Verse 19, Genesis 8:19, shows this happen: Every beast, every creeping thing, and every bird, everything that moves on the earth, went out by families from the ark.
- Notice they went out by families. Literally this would be “according to their kind.”
- They went out according to their “kind.”
- Applications:
- God is sovereign and Noah obeys.
- God is sovereign. God is in control.
- Do we doubt God’s power?
- Do we question the flood, even though we trust Him to make the sun rise tomorrow morning?
- Do we doubt the flood even though we trust His promises about Heaven?
- Do we doubt the flood even though we pray to Him about other things?
- Do we believe that God raised Jesus from the dead? Do we believe that God still does miracles? Do we believe the rapture?
- God has created things perfectly for life and that is because He knew what was needed and He set it up that way.
- God is amazing and He is sovereign and He is in control.
- Noah did not disembark until God told him to do so.
- We must be obedient to the Lord as well.
- We must be willing to wait on the Lord.
- We must be willing to act when the Lord says to act.
- Noah waited for maybe a whole year without hearing from the Lord, but he patiently waited on the Lord. It is thought that it may have been 320 days: [7:11; 8:13 and assuming the usual biblical lunar year] plus the initial seven days of waiting [7:4, 10]). The ground was perfectly dry and ready for occupation (8:13–14), but not until 56 days later, on the 27th of the second month, did God command him, Go out of the ark (v. 15).[7]
- Can we trust the Lord?
- God’s way is right, don’t take matters into your own hands. It would have been easy for Noah to say, “Okay, let’s disembark…” However, he waited until God told him to leave the ark. He waited.

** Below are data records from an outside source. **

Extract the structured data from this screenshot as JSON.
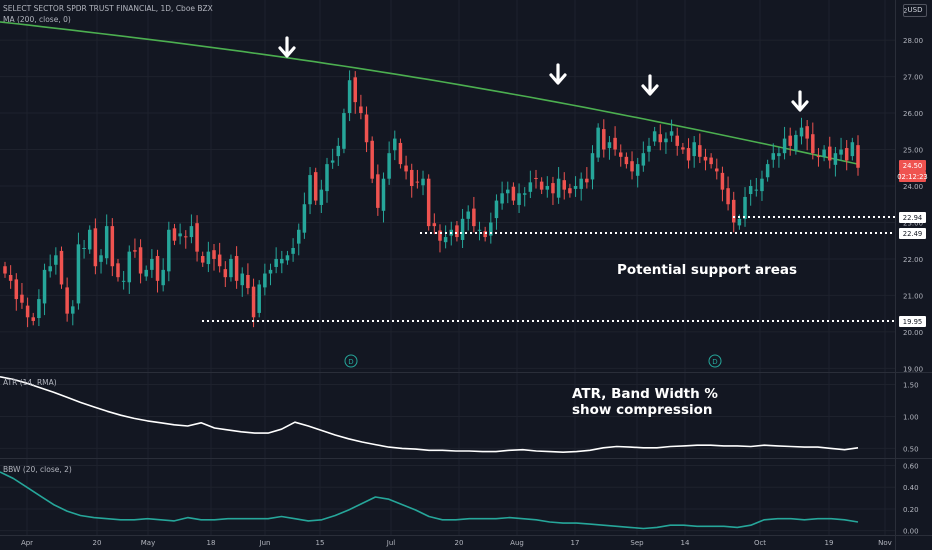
{
  "header": {
    "symbol_line": "SELECT SECTOR SPDR TRUST FINANCIAL, 1D, Cboe BZX",
    "ma_label": "MA (200, close, 0)",
    "currency": "USD",
    "atr_label": "ATR (14, RMA)",
    "bbw_label": "BBW (20, close, 2)"
  },
  "annotations": {
    "support": "Potential support areas",
    "compression_line1": "ATR, Band Width %",
    "compression_line2": "show compression",
    "dividend_marker": "D"
  },
  "badges": {
    "price": "24.50",
    "countdown": "02:12:23",
    "support_levels": [
      "22.94",
      "22.49",
      "19.95"
    ]
  },
  "colors": {
    "background": "#131722",
    "up": "#26a69a",
    "down": "#ef5350",
    "ma": "#4caf50",
    "atr": "#ffffff",
    "bbw": "#26a69a",
    "grid": "#1e222d",
    "text": "#b2b5be"
  },
  "chart_data": [
    {
      "type": "candlestick",
      "title": "SELECT SECTOR SPDR TRUST FINANCIAL, 1D, Cboe BZX",
      "x_ticks": [
        "Apr",
        "20",
        "May",
        "18",
        "Jun",
        "15",
        "Jul",
        "20",
        "Aug",
        "17",
        "Sep",
        "14",
        "Oct",
        "19",
        "Nov"
      ],
      "y_ticks": [
        19.0,
        20.0,
        21.0,
        22.0,
        23.0,
        24.0,
        25.0,
        26.0,
        27.0,
        28.0
      ],
      "ylim": [
        18.9,
        29.1
      ],
      "close": [
        21.6,
        21.4,
        20.9,
        20.8,
        20.4,
        20.3,
        20.9,
        21.7,
        21.8,
        22.1,
        21.3,
        20.5,
        20.7,
        22.4,
        22.3,
        22.8,
        21.8,
        22.1,
        22.9,
        21.8,
        21.5,
        21.4,
        22.2,
        22.2,
        21.6,
        21.7,
        22.0,
        21.4,
        21.7,
        22.8,
        22.5,
        22.7,
        22.6,
        22.9,
        22.2,
        21.9,
        22.2,
        22.0,
        21.8,
        21.5,
        22.0,
        21.4,
        21.6,
        21.2,
        20.4,
        21.3,
        21.6,
        21.7,
        22.0,
        22.0,
        22.1,
        22.3,
        22.8,
        23.5,
        24.3,
        23.6,
        23.9,
        24.6,
        24.7,
        25.1,
        26.0,
        26.9,
        26.3,
        26.0,
        25.2,
        24.2,
        23.4,
        24.2,
        24.9,
        25.3,
        24.6,
        24.4,
        24.0,
        24.1,
        24.2,
        22.9,
        22.9,
        22.5,
        22.6,
        22.8,
        22.6,
        23.1,
        23.3,
        22.9,
        22.8,
        22.6,
        23.0,
        23.6,
        23.8,
        23.9,
        23.6,
        23.8,
        23.8,
        24.1,
        24.2,
        23.9,
        24.0,
        23.8,
        24.2,
        23.9,
        23.8,
        24.0,
        24.2,
        24.1,
        24.9,
        25.6,
        25.0,
        25.2,
        25.0,
        24.8,
        24.6,
        24.4,
        24.6,
        24.9,
        25.1,
        25.5,
        25.2,
        25.3,
        25.5,
        25.1,
        25.0,
        24.7,
        25.2,
        24.8,
        24.7,
        24.6,
        24.4,
        23.9,
        23.5,
        23.0,
        23.1,
        23.7,
        24.0,
        23.9,
        24.2,
        24.6,
        24.9,
        24.9,
        25.3,
        25.1,
        25.4,
        25.6,
        25.3,
        24.9,
        24.8,
        25.0,
        24.7,
        24.9,
        25.0,
        24.7,
        25.2,
        24.5
      ],
      "series": [
        {
          "name": "MA (200, close, 0)",
          "start": 28.5,
          "end": 24.6
        }
      ]
    },
    {
      "type": "line",
      "title": "ATR (14, RMA)",
      "y_ticks": [
        0.5,
        1.0,
        1.5
      ],
      "ylim": [
        0.35,
        1.68
      ],
      "values": [
        1.62,
        1.58,
        1.52,
        1.45,
        1.38,
        1.3,
        1.22,
        1.15,
        1.08,
        1.02,
        0.97,
        0.93,
        0.9,
        0.87,
        0.85,
        0.9,
        0.82,
        0.79,
        0.76,
        0.74,
        0.74,
        0.8,
        0.91,
        0.85,
        0.78,
        0.71,
        0.65,
        0.6,
        0.56,
        0.52,
        0.5,
        0.49,
        0.47,
        0.47,
        0.46,
        0.46,
        0.45,
        0.45,
        0.47,
        0.48,
        0.46,
        0.45,
        0.44,
        0.45,
        0.47,
        0.51,
        0.53,
        0.52,
        0.51,
        0.51,
        0.53,
        0.54,
        0.55,
        0.55,
        0.54,
        0.54,
        0.53,
        0.55,
        0.54,
        0.53,
        0.52,
        0.52,
        0.5,
        0.48,
        0.51
      ]
    },
    {
      "type": "line",
      "title": "BBW (20, close, 2)",
      "y_ticks": [
        0.0,
        0.2,
        0.4,
        0.6
      ],
      "ylim": [
        -0.04,
        0.66
      ],
      "values": [
        0.54,
        0.48,
        0.4,
        0.32,
        0.24,
        0.18,
        0.14,
        0.12,
        0.11,
        0.1,
        0.1,
        0.11,
        0.1,
        0.09,
        0.12,
        0.1,
        0.1,
        0.11,
        0.11,
        0.11,
        0.11,
        0.13,
        0.11,
        0.09,
        0.1,
        0.14,
        0.19,
        0.25,
        0.31,
        0.29,
        0.24,
        0.19,
        0.13,
        0.1,
        0.1,
        0.11,
        0.11,
        0.11,
        0.12,
        0.11,
        0.1,
        0.08,
        0.07,
        0.07,
        0.06,
        0.05,
        0.04,
        0.03,
        0.02,
        0.03,
        0.05,
        0.05,
        0.04,
        0.04,
        0.04,
        0.03,
        0.05,
        0.1,
        0.11,
        0.11,
        0.1,
        0.11,
        0.11,
        0.1,
        0.08
      ]
    }
  ]
}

- Think of the ways we take matters into our own hands instead of obeying the Lord:
- Co-habitating outside of the bond of marriage.
- Having a sexual relationship outside of marriage: we say, “try on a shoe before you buy it!” However, marriage is not a commercial product.
- Marrying an unbeliever, see 2 Cor. 6:14. Instead of obeying the Lord we take matters into our own hands.
- Maybe you have an addiction but will not get help. You think no one knows about the pornography that you look at occasionally. God is calling you to get help.
- Placing things in front of God… “I am too busy, I will read my Bible tomorrow.” (check out Psalm 4:4 and 119)
- Placing things in front of the church, for example, we say our family will only miss church occasionally for sporting events.
- Maybe the Lord has called you to be involved in ministry. I actually believe you are all called to support the church in ministry with your gifts.
- Will we obey the Lord?
- God is sovereign and Noah obeys.
Close:
Do we recognize that God is in control? Do you know that there is no maverick molecule (as R.C. Sproul used to say)?
God is in control and if God is in control we can trust Him. We can trust that nothing comes across our path that He has not allowed.
Prayer
[1] https://www.gty.org/library/sermons-library/90-261/gods-miraculous-restoration-of-mankind
[2] Ibid.
[3] Ibid.
[4] Ibid.
[5] https://www.desiringgod.org/articles/how-does-providence-make-you-feel
[6] Michael A. Rydelnik and Michael Vanlaningham, eds., “Genesis,” in The Moody Bible Commentary (Chicago, IL: Moody Publishers, 2014), 60.
[7] Michael A. Rydelnik and Michael Vanlaningham, eds., “Genesis,” in The Moody Bible Commentary (Chicago, IL: Moody Publishers, 2014), 60.